E não era com as próprias bocas que riam, mas com outras.

Odisseia, canto XX

segunda-feira, 7 de março de 2022

Doido pendurado

  No conto "The hanging stranger", de Philip K. Dick, Ed Loyce encontra inesperadamente um corpo pendurado, cenário que não parece perturbar ninguém senão a ele. Não conseguindo, no início, perceber o que se passa, cada vez mais se enchendo de suspeitas e alarmando-se, vem a dar conta de insectos alienígenas que chegaram e tomaram conta da cidade, dominando e, em alguns casos, substituindo as pessoas. Ed tenta fugir com a família, mas conclui que um dos seus filhos é agora um dos insectos. Chegando a outra cidade, Ed expõe tudo a um polícia, incluindo a sua incompreensão da razão para ter sido pendurado o cadáver. O polícia explica-lhe que o objectivo é ver se alguém reage, alguém que haja escapado ao domínio e que seja necessário capturar. Em conformidade, Ed torna-se o cadáver pendurado nesta outra cidade.

 

  Admitindo que os motivos de Ed Loyce são válidos – nomeadamente, porque há realmente insectos vindos do Espaço senhores da situação –, o seu comportamento é, ainda assim, o de um louco vítima de alucinações, mesmo que não o seja de facto. Indica-o, desde logo, a reacção alarmada a algo que não parece ser assunto para mais ninguém. Perante o que todos encaram como facto banal, algo em que nem reparam, Ed aponta e trata como anormal ou irregular. Salientando o que os demais tomam por indistinto, distingue-se a si mesmo, pois se apontamos como diferente o que vemos e mais ninguém vê como tal, é o nosso olhar que surge diferente.

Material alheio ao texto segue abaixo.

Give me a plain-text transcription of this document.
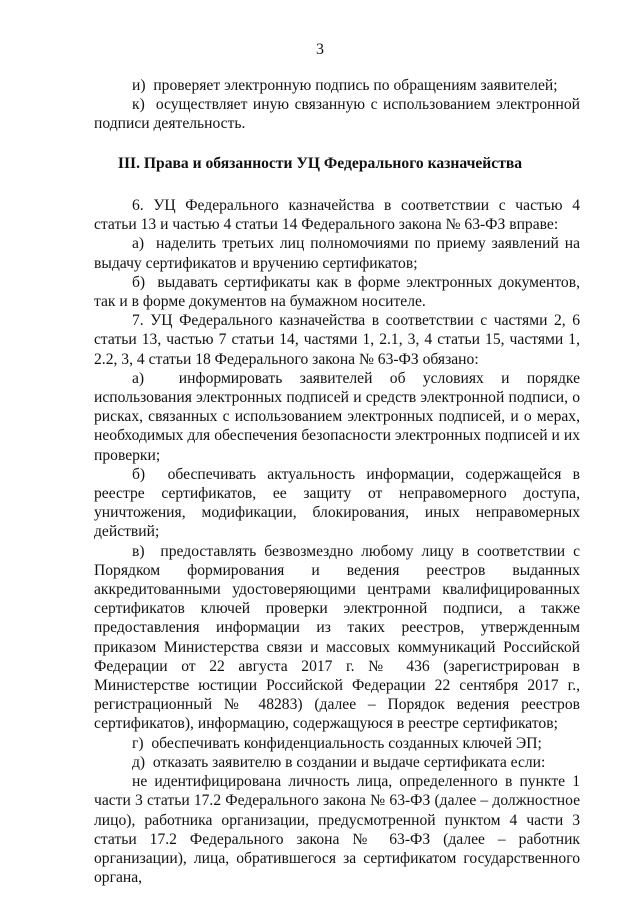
3

и)  проверяет электронную подпись по обращениям заявителей;

к)  осуществляет иную связанную с использованием электронной подписи деятельность.

III. Права и обязанности УЦ Федерального казначейства

6. УЦ Федерального казначейства в соответствии с частью 4 статьи 13 и частью 4 статьи 14 Федерального закона № 63-ФЗ вправе:

а)  наделить третьих лиц полномочиями по приему заявлений на выдачу сертификатов и вручению сертификатов;

б)  выдавать сертификаты как в форме электронных документов, так и в форме документов на бумажном носителе.

7. УЦ Федерального казначейства в соответствии с частями 2, 6 статьи 13, частью 7 статьи 14, частями 1, 2.1, 3, 4 статьи 15, частями 1, 2.2, 3, 4 статьи 18 Федерального закона № 63-ФЗ обязано:

а)  информировать заявителей об условиях и порядке использования электронных подписей и средств электронной подписи, о рисках, связанных с использованием электронных подписей, и о мерах, необходимых для обеспечения безопасности электронных подписей и их проверки;

б)  обеспечивать актуальность информации, содержащейся в реестре сертификатов, ее защиту от неправомерного доступа, уничтожения, модификации, блокирования, иных неправомерных действий;

в)  предоставлять безвозмездно любому лицу в соответствии с Порядком формирования и ведения реестров выданных аккредитованными удостоверяющими центрами квалифицированных сертификатов ключей проверки электронной подписи, а также предоставления информации из таких реестров, утвержденным приказом Министерства связи и массовых коммуникаций Российской Федерации от 22 августа 2017 г. № 436 (зарегистрирован в Министерстве юстиции Российской Федерации 22 сентября 2017 г., регистрационный № 48283) (далее – Порядок ведения реестров сертификатов), информацию, содержащуюся в реестре сертификатов;

г)  обеспечивать конфиденциальность созданных ключей ЭП;

д)  отказать заявителю в создании и выдаче сертификата если:

не идентифицирована личность лица, определенного в пункте 1 части 3 статьи 17.2 Федерального закона № 63-ФЗ (далее – должностное лицо), работника организации, предусмотренной пунктом 4 части 3 статьи 17.2 Федерального закона № 63-ФЗ (далее – работник организации), лица, обратившегося за сертификатом государственного органа,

  A conclusão extrai-se outrossim do modo de reagir ao que o perturba: não manifesta discordâncias enquadráveis na normalidade dos comportamentos destoantes, antes mostra expansividade, insistência e alarmismo próprios de um agente perturbador dos mecanismos sociais. O seu procedimento é o adoptado frequentemente por defensores de teorias da conspiração, tratados pelos demais como doidos. A prontidão com que vê inimigos na família e a abandona, ou com que se dispõe a acreditar na tese dos alienígenas – sem desconfiar da sua desconfiança, sem se questionar se outra explicação, mais razoável ou plausível, não dará conta dos factos estranhos – parece confirmar que a sua maneira de lidar com o assunto o torna um bom modelo de indivíduo alienado, alucinado, louco. Destarte, mesmo admitindo a bondade das suas razões para criticar a ordem instalada, o cariz disruptivo do seu insurgimento não é aceitável em ordem nenhuma. Nenhuma comunidade pode integrar a sua dissonância e a ameaça de destruição que traz consigo, de modo que se impõe a conclusão, terrível neste quadro, de que aquela sociedade tem certa legitimidade (adveniente do fim de autopreservação) para se defender do louco, do elemento desarrumador. Se deixasse indivíduos assim prosperarem, não sobreviveria.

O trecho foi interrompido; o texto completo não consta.